Voici un article enthousiaste sur la production d'Oedipe. Son titre original était "Avec "Oedipe", la France retrouve l'un de ses chefs-d'œuvre lyriques" - lundi 13 octobre 2008, 12h56 -

Événement au Théâtre du Capitole à Toulouse: "Oedipe" d'Enesco a été représenté sur une scène en France, une première depuis 45 ans et la réparation d'une anomalie pour l'un des grands opéras français du XXe siècle, orchestralement et vocalement fascinant.

Violoniste virtuose et pédagogue recherché -- Yehudi Menuhin a été son disciple -- mais aussi chef d'orchestre et compositeur, le Roumain Georges Enesco (George Enescu dans sa langue natale) a choisi comme seconde patrie la France, où il est mort en 1955, à 73 ans.

C'est d'ailleurs au Palais Garnier qu'"Oedipe", son unique opéra, a été créé en 1936, sur un livret en français d'Edmond Fleg. Le public hexagonal a pu revoir cette tragédie lyrique difficile à monter pour la dernière fois en 1963, mais alors en roumain, lors d'une visite de l'Opéra de Bucarest.
Depuis, les mélomanes français devaient se contenter d'enregistrements, notamment celui réalisé en 1989 sous la direction musicale de l'Américain Lawrence Foster avec le baryton belge José Van Dam dans le rôle-titre, une référence qu'EMI vient de rééditer.

Le metteur en scène Nicolas Joel a donc décidé d'ouvrir sa 18e et dernière saison à la tête du Capitole, jusqu'au 19 octobre, avec une nouvelle production de cette rareté, en partenariat avec le Festival international George Enescu de Bucarest, qui la programmera à son tour les 30 août et 2 septembre 2009.
"C'est l'une des choses les plus ambitieuses que j'aurai faites au Capitole, vu l'importance de l'ouvrage et des moyens à mettre en oeuvre", expliquait Nicolas Joel quelques jours avant la première.

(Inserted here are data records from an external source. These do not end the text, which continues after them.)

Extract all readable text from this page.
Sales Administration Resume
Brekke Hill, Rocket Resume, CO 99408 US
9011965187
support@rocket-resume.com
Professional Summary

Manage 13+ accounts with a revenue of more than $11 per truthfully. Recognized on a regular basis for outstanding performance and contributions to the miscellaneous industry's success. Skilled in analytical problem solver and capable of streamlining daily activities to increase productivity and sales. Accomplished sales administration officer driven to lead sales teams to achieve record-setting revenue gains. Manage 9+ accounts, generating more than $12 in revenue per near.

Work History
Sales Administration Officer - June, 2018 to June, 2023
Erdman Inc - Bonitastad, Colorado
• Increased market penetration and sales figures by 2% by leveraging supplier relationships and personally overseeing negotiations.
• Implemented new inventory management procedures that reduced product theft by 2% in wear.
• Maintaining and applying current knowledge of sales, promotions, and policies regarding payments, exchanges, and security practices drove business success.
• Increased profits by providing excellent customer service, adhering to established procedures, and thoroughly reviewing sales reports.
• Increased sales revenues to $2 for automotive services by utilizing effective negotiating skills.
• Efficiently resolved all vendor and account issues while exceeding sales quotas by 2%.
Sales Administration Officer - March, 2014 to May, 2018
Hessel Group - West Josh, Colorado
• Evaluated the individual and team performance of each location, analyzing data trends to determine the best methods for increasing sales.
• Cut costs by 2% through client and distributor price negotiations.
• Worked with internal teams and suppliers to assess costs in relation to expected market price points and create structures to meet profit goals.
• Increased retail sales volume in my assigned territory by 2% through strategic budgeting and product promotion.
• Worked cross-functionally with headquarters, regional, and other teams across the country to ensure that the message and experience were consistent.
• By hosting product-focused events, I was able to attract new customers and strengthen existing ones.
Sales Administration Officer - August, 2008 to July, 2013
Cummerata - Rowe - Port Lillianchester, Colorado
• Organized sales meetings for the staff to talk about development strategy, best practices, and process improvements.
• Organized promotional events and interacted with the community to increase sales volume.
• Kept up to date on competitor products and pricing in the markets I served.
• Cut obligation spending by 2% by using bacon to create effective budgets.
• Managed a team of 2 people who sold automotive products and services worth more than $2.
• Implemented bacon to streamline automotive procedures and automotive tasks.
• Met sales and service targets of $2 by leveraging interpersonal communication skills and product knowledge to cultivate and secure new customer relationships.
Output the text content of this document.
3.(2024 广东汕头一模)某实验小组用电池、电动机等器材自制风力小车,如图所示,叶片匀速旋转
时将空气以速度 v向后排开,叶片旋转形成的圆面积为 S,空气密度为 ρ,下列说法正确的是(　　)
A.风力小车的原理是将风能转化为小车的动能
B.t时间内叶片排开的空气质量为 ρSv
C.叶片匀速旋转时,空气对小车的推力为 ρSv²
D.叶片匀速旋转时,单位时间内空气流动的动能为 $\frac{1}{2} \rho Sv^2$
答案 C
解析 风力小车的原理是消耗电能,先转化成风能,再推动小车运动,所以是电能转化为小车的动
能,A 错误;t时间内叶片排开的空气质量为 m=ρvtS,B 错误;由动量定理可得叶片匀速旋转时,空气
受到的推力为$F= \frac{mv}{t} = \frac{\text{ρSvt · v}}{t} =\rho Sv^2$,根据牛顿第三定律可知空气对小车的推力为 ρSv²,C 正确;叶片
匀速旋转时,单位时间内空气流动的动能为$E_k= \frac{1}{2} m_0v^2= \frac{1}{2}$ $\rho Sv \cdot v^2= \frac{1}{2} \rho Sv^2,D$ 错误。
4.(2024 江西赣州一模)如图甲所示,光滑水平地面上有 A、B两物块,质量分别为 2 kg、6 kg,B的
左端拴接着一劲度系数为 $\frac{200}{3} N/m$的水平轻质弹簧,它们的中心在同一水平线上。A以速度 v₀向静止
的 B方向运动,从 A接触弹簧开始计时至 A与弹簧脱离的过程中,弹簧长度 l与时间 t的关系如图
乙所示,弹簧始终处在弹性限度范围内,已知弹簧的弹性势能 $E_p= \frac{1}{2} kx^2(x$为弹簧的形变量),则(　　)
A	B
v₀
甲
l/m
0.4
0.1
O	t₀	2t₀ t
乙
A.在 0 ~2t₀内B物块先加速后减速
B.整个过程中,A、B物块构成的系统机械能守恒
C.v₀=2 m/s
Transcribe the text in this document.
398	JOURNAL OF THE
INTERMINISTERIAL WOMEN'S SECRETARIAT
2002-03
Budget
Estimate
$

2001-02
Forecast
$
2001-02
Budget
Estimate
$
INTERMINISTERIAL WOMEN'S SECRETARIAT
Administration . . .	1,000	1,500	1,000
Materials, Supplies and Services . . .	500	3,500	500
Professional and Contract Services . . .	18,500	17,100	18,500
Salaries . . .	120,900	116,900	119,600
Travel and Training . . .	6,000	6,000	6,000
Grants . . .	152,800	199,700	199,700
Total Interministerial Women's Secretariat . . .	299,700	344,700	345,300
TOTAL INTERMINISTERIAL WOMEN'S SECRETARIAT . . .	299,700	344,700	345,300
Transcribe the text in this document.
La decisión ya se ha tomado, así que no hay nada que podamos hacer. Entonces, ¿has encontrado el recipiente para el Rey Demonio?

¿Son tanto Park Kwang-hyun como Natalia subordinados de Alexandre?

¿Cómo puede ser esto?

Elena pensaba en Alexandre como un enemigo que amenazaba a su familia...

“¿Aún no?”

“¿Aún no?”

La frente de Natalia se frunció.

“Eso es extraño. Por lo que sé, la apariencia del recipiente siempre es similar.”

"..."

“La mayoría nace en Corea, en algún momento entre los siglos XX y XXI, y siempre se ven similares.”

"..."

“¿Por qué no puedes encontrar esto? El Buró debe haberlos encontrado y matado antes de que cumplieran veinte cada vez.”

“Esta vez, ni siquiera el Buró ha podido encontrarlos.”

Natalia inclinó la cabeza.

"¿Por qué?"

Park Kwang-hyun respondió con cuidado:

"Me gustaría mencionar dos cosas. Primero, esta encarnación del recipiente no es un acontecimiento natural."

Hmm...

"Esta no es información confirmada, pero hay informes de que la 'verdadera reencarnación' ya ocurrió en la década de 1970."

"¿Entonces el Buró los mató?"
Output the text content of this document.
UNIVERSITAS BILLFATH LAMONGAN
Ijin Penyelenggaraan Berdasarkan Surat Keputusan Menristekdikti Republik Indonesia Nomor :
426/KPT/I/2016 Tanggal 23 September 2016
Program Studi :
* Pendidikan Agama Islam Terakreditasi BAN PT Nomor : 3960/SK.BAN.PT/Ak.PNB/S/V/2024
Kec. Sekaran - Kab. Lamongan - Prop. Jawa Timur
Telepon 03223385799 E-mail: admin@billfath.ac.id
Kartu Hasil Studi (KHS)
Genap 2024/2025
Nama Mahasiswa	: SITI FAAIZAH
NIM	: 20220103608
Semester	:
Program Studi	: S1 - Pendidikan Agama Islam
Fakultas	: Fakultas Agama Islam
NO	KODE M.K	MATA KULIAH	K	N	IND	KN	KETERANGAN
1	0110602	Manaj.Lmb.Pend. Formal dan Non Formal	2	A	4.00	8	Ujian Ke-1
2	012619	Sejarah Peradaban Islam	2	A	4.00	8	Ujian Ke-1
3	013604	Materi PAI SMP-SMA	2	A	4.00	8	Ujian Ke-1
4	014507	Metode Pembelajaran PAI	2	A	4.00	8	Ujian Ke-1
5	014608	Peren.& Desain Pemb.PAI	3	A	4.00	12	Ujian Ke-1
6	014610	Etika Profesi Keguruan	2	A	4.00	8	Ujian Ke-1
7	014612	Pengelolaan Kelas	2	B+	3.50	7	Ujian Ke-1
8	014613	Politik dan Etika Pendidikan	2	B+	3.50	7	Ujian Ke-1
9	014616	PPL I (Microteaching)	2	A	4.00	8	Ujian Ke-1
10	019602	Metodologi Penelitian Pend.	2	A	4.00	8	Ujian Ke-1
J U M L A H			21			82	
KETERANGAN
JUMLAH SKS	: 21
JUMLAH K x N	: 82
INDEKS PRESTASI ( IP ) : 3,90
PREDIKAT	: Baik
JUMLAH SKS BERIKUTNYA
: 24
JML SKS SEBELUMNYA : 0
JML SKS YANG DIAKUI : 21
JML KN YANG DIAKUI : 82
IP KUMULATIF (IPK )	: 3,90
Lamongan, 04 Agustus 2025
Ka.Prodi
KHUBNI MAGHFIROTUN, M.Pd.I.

Victime d'un accident vasculaire cérébral (AVC) fin août, le directeur du Capitole signe la conception scénique de cet "Oedipe" mais a dû en confier la réalisation à son assistant Stéphane Roche.
Peut-être victime de ces circonstances particulières, la direction d'acteurs n'est pas le point fort de la soirée. Elle peine à habiter un ouvrage déjà hiératique sur le plan dramatique, sauf au IIIe acte, celui d'Oedipe-Roi, qui se crève les yeux après avoir appris qu'il a tué son père et épousé sa mère.
Les Italiens Ezio Frigerio (décors) et Franca Squarciapino (costumes) assument une esthétique visuelle très classique voire traditionnelle, avec gradins d'amphithéâtre, colonnes, costumes et perruques "à l'antique".
Dans la fosse, les menus défauts de justesse de l'Orchestre du Capitole sont des broutilles rapidement oubliées, tant la formation rend justice à cette partition à la fois dense et subtile (les bois !), qui sonne très française par son raffinement mais ne ressemble à rien de connu.
L'Israélien Pinchas Steinberg dirige le tout d'une main ferme mais sans forcer le trait, au diapason d'une écriture moderne sans tapage, ample sans boursouflure (même, globalement, du côté des chœurs, bien sollicités).

Point fort de cette résurrection scénique: le plateau vocal, pour lequel Nicolas Joel a été "très heureux de réunir une distribution à 90% francophone". Dans l'éprouvant rôle d'Oedipe, omniprésent ou presque, le baryton Franck Ferrari défie le destin avec un aplomb remarquable.

Les autres rôles sont souvent des faire-valoir, mais ils ont été distribués avec un luxe exceptionnel, à l'image de la mezzo Sylvie Brunet, qui donne une leçon de déclamation lyrique en Jocaste, et de l'alto québécoise Marie-Nicole Lemieux, auteur d'un numéro sidérant en monstrueuse Sphinge.

Ne reste plus qu'à retrouver "Oedipe" à l'Opéra de Paris, ce qui est dans les projets de Nicolas Joel, directeur de la maison dès l'été prochain.